On les a crus morts et enterrés avec le talentueux Vitek (RIP). Loin de là, ces enfants terribles du death polonais ont bien grandi et, loin de se laisser décapiter par le deuil de leur batteur, ils reviennent plus forts que jamais. La nouvelle équipe sur pied compte en ses rangs Rafal Piotrowski, l’autrichien Kerim "Krimh" Lechner derrière les fûts et Filip "Heinrich" Hałucha de Vesania à la basse. Verdict ?

La patte de Vogg ressort immédiatement dès les premières mesures de “The Knife”. Le guitariste est toujours aussi inventif ("Pest" et "404", de futures hymnes live à n’en pas douter), il fait pleuvoir ses riffs hachés comme personne d’autre ne sait les faire, suivi comme son ombre par ses nouveaux compagnons de route (pour rappel, c’est le seul membre fondateur encore rescapé de la formation). Mais bien sûr, qui dit nouveau line-up dit aussi évolution musicale perceptible. La plus notable ce situe au niveau du chant. La voix de Covan qui tenait le micro en 2006 était déjà assez surprenante pour du death, mais celle de Rafal Piotrowski risque d’en dérouter beaucoup plus. Un peu aigu écorché, sans pour autant tourner au hardcore, il évoque assez vaguement Ihsahn d’Emperor.

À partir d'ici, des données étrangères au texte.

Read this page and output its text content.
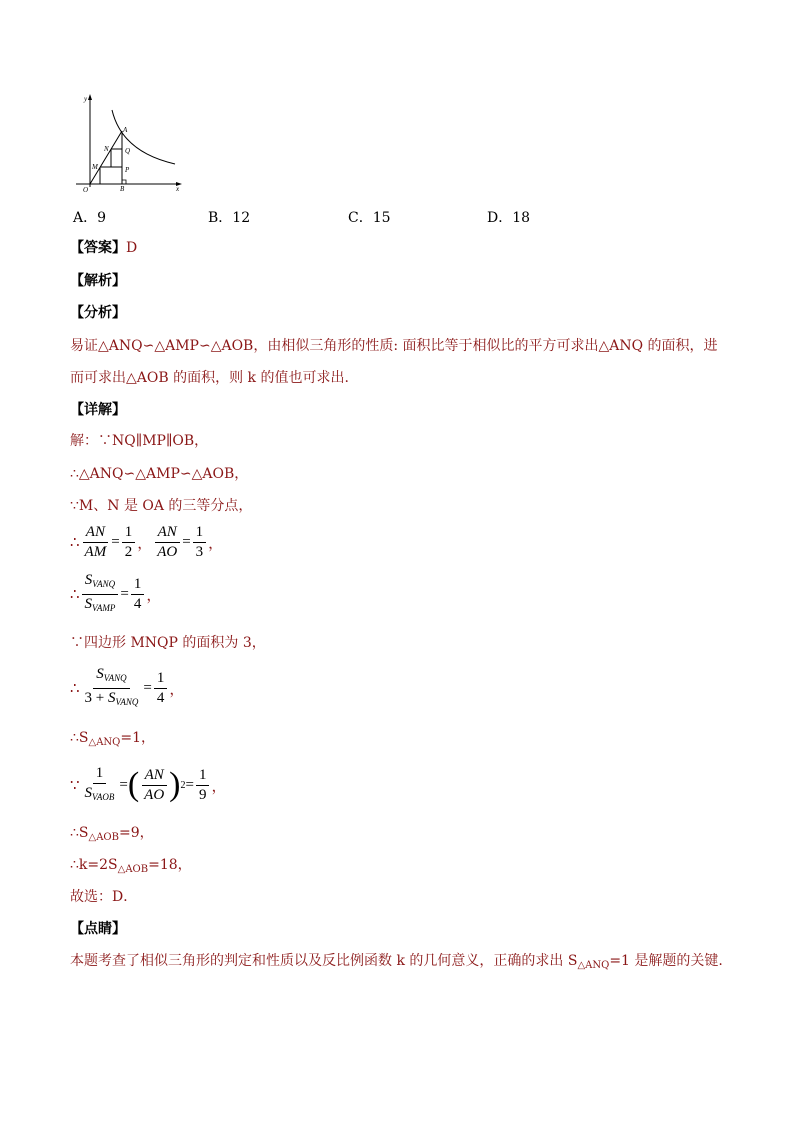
y
x
O
A
N Q
M	P
B
A．9	B．12	C．15	D．18
【答案】D
【解析】
【分析】
易证△ANQ∽△AMP∽△AOB，由相似三角形的性质: 面积比等于相似比的平方可求出△ANQ 的面积，进
而可求出△AOB 的面积，则 k 的值也可求出.
【详解】
解：∵NQ∥MP∥OB，
∴△ANQ∽△AMP∽△AOB，
∵M、N 是 OA 的三等分点，
∴ $\frac{AN}{AM} = \frac{1}{2}$ ， $\frac{AN}{AO} = \frac{1}{3}$ ，
∴ $\frac{S_{VANQ}}{S_{VAMP}} = \frac{1}{4}$ ，
∵四边形 MNQP 的面积为 3，
∴ $\frac{S_{VANQ}}{3 + S_{VANQ}} = \frac{1}{4}$ ，
$\therefore S_{\triangle ANQ}=1$，
∵ $\frac{1}{S_{VAOB}}$ = ( $\frac{AN}{AO}$ ) $2 = \frac{1}{9}$ ，
$\therefore S_{\triangle AOB}=9$，
$\therefore k=2S_{\triangle AOB}=18$，
故选：D．
【点睛】
本题考查了相似三角形的判定和性质以及反比例函数 k 的几何意义，正确的求出 $S_{\triangle ANQ}=1$ 是解题的关键.
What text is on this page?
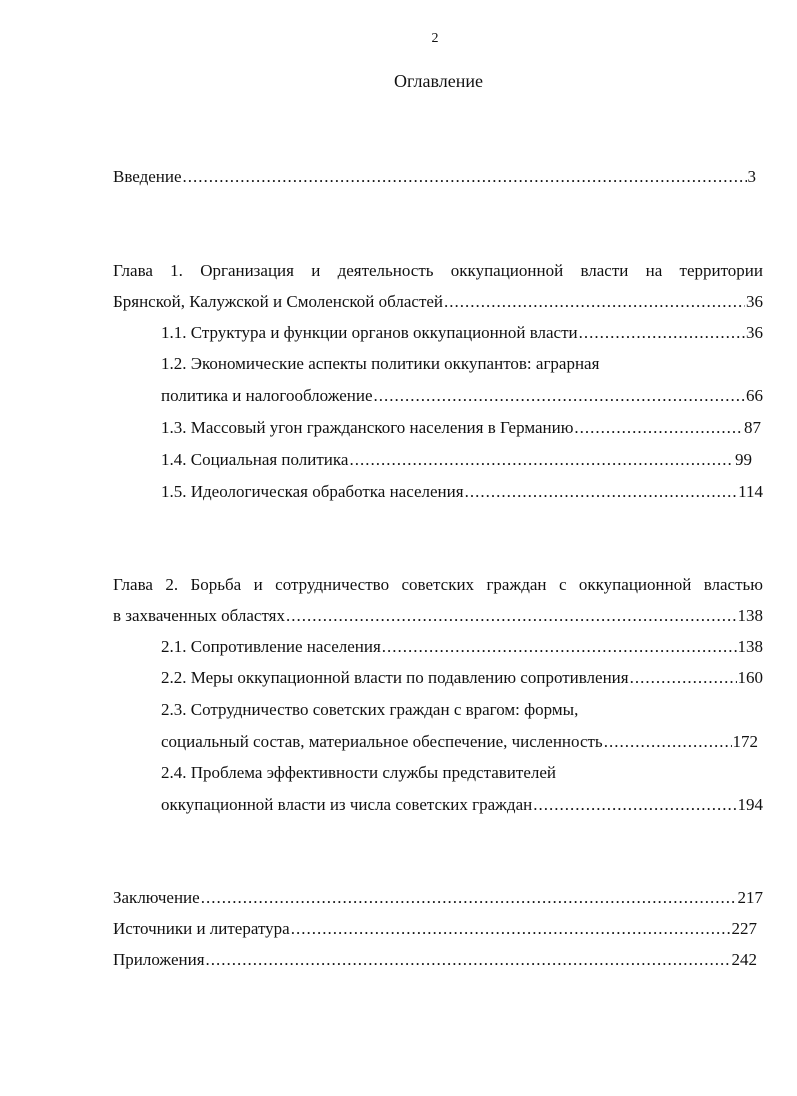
2
Оглавление
Введение .....	3
Глава 1. Организация и деятельность оккупационной власти на территории
Брянской, Калужской и Смоленской областей .....	36
1.1. Структура и функции органов оккупационной власти .....	36
1.2. Экономические аспекты политики оккупантов: аграрная
политика и налогообложение .....	66
1.3. Массовый угон гражданского населения в Германию .....	87
1.4. Социальная политика .....	99
1.5. Идеологическая обработка населения .....	114
Глава 2. Борьба и сотрудничество советских граждан с оккупационной властью
в захваченных областях .....	138
2.1. Сопротивление населения .....	138
2.2. Меры оккупационной власти по подавлению сопротивления .....	160
2.3. Сотрудничество советских граждан с врагом: формы,
социальный состав, материальное обеспечение, численность .....	172
2.4. Проблема эффективности службы представителей
оккупационной власти из числа советских граждан .....	194
Заключение .....	217
Источники и литература .....	227
Приложения .....	242
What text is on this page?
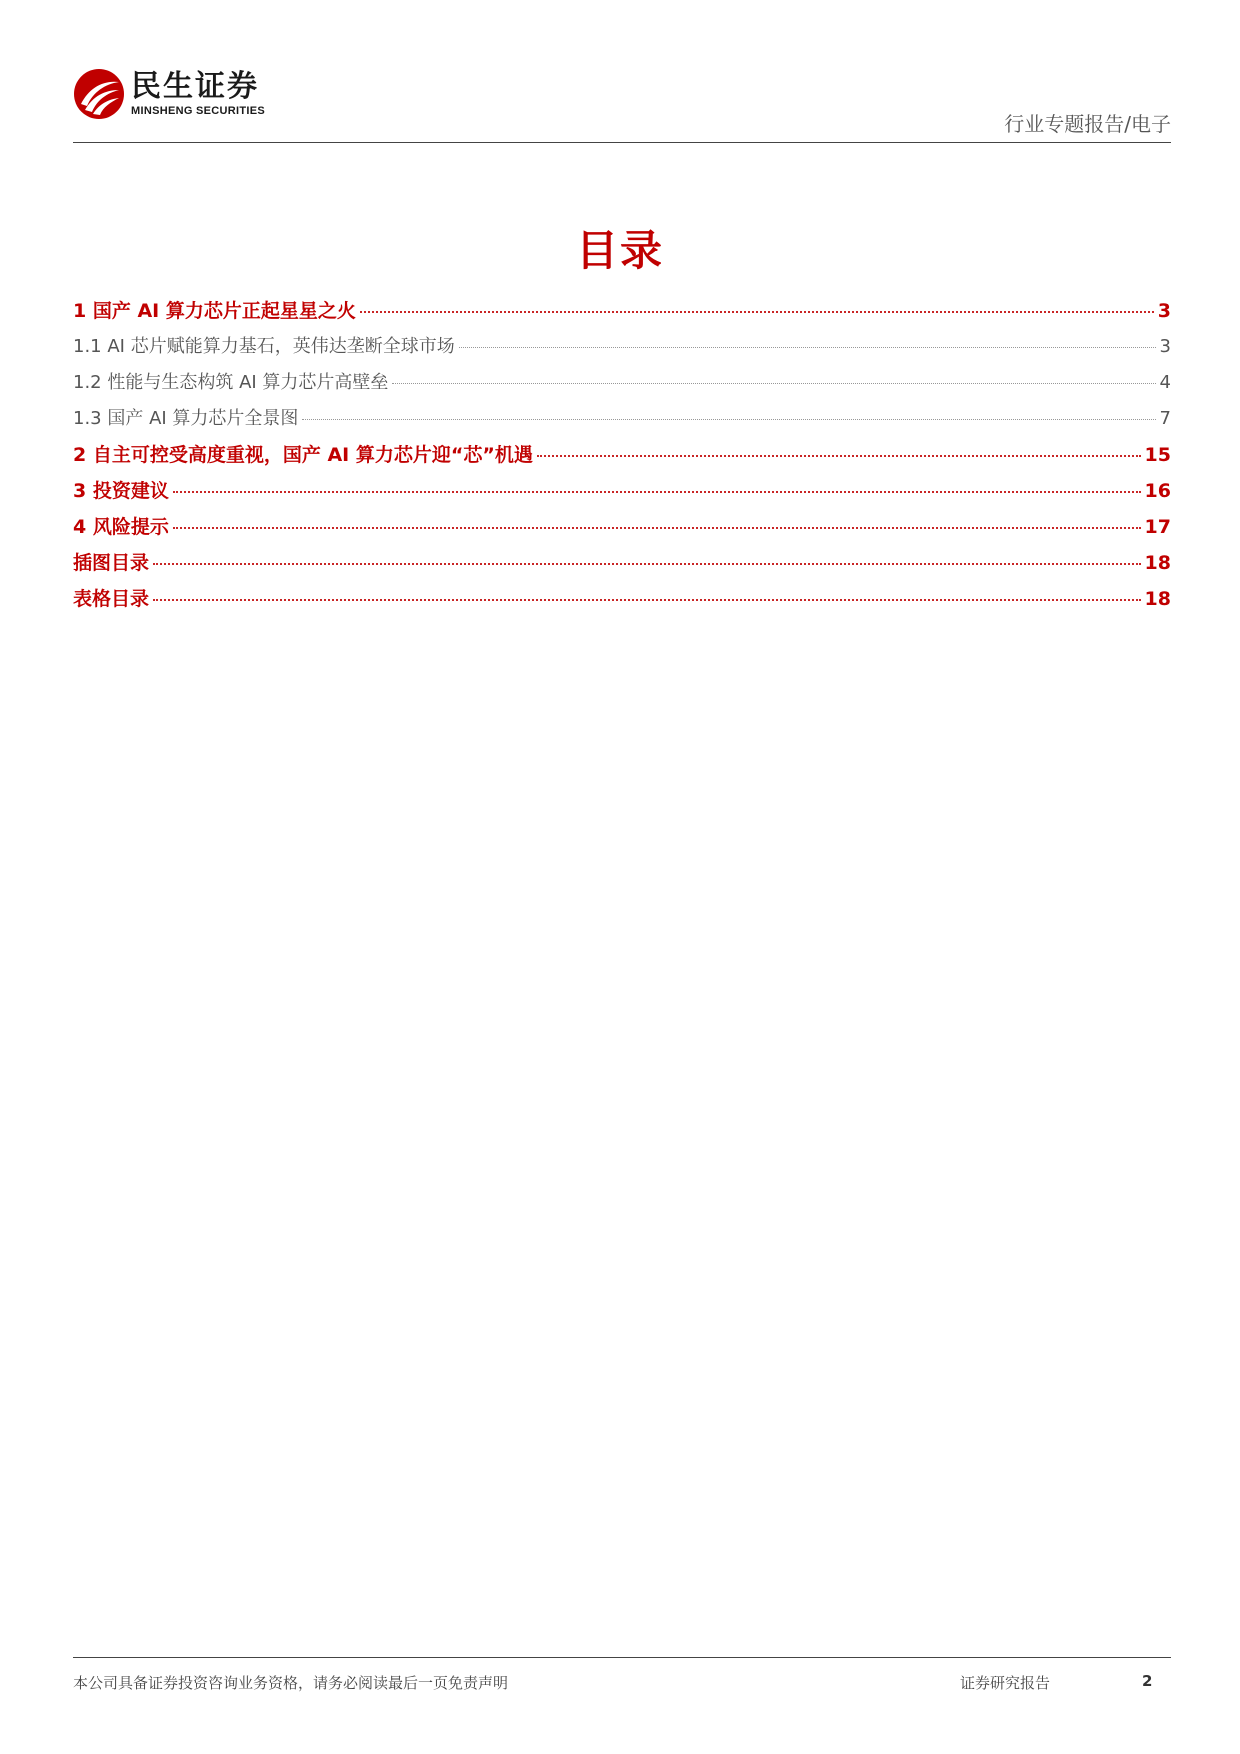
民生证券
MINSHENG SECURITIES
行业专题报告/电子
目录
1 国产 AI 算力芯片正起星星之火	3
1.1 AI 芯片赋能算力基石，英伟达垄断全球市场	3
1.2 性能与生态构筑 AI 算力芯片高壁垒	4
1.3 国产 AI 算力芯片全景图	7
2 自主可控受高度重视，国产 AI 算力芯片迎“芯”机遇	15
3 投资建议	16
4 风险提示	17
插图目录	18
表格目录	18
本公司具备证券投资咨询业务资格，请务必阅读最后一页免责声明	证券研究报告	2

Heinrich de son côté est assez peu audible, hormis sur certains passages très précis comme les couplets de "Pest" ou les dernières minutes quasi atmosphériques de "Homo Sum". Seulement là encore, la batterie et le solo dissonant de Vogg lui volent la vedette. C'est sans doute l'un des éléments les plus regrettables de l’album. Krimh quant à lui fait honneur à sa réputation (jetez un œil sur YouTube pour un aperçu de son jeu). A la fois hyper agressif, jumpy, subtil quand il le faut, nul doute qu’il succède dignement au siège laissé par Vitek. Globalement, Decapitated n’a rien perdu de sa brutalité, mais le virage groovy entamé sur The Negation et Organic Hallucinosis se poursuit.

Attaquons maintenant les vraies petites surprises de cet album. Les arpèges inquiétants sur le morceau-titre font penser à l’épique "Initiate" de Psycroptic. "Carnival Is Forever" déçoit malheureusement un peu, car le début est très prometteur, mais on débouche finalement sur un mid-tempo beaucoup trop long et plutôt répétitif. Il en est tout autrement avec "A View from a Hole", l’incontestable réussite de ce cinquième disque. On pense pas mal à Gojira pour l’approche « montée en puissance » et ces impitoyables roulements de double pédale. Avec "Silence", l’auditeur s’attendra à une redite du morceau précédent … et non ! C’est un titre purement instrumental au feeling assez mélancolique pour faire penser à Katatonia ou encore Opeth !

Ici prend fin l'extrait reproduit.